Presencial Subversivo
"Você vai acordar cedo para ir para o trabalho, precisa estar descansado", ela me disse. Eu ouvi: "Você vai cedo para o trabalho, vai poder descansar."
Sair de casa sem nem ligar o computador ganha ares de algo completamente libertário, depois de quase dois anos no regime de "lar-escritório". Tal como parecia no começo da pandemia, que ficar em casa significaria passar o dia zerando séries no Netflix, sem saber o que fazer com "essa tal liberdade", que foi tudo menos isso, mas ainda não fazíamos ideia do que estava por vir.
Chegar ao local de trabalho, e ele não ser a sala da sua casa, um puxadinho no quarto ou a mesa da cozinha, traz uma outra avalanche de sentimentos, sendo o mais forte deles o de que você sobreviveu. Já seria bastante para tornar impossível (ou inútil tentar) conter a emoção.
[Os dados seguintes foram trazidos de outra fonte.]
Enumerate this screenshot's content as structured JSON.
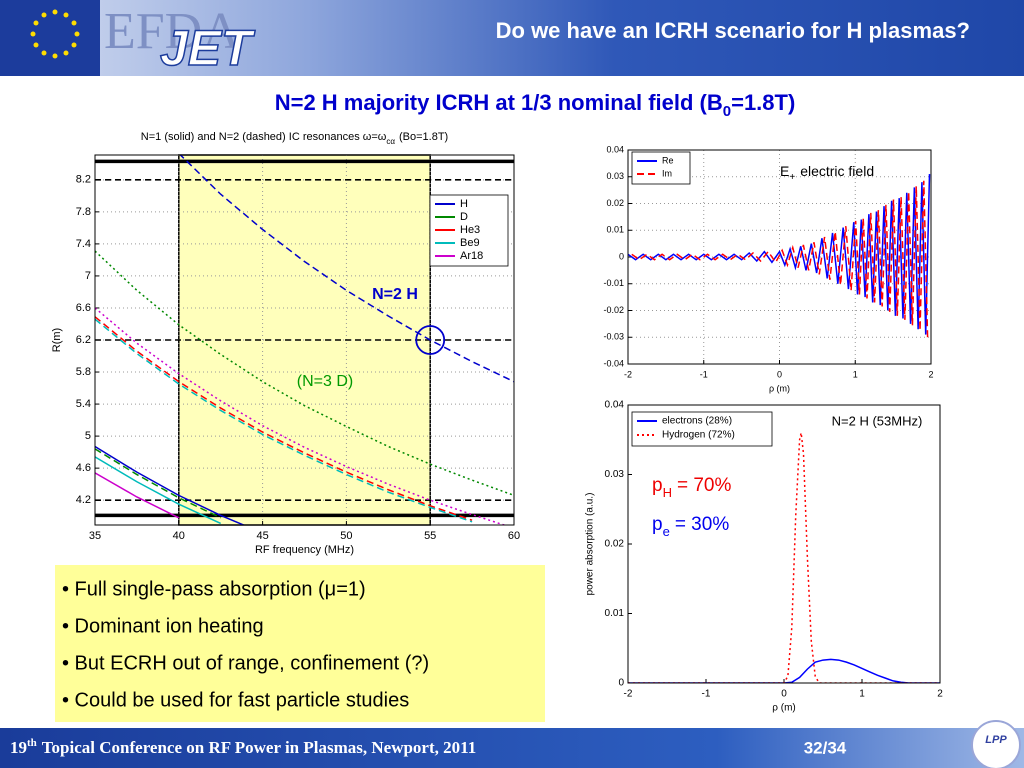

Mesmo que o local formal de trabalho esteja com a mesma cara (e ouso dizer que, na maioria dos casos, não está), ele já não é mais o mesmo. Colegas e amigos se mudaram. Novos chefes chegaram, outros se foram. Algumas pessoas, nunca mais veremos, no melhor dos casos porque receberam outras oportunidades profissionais.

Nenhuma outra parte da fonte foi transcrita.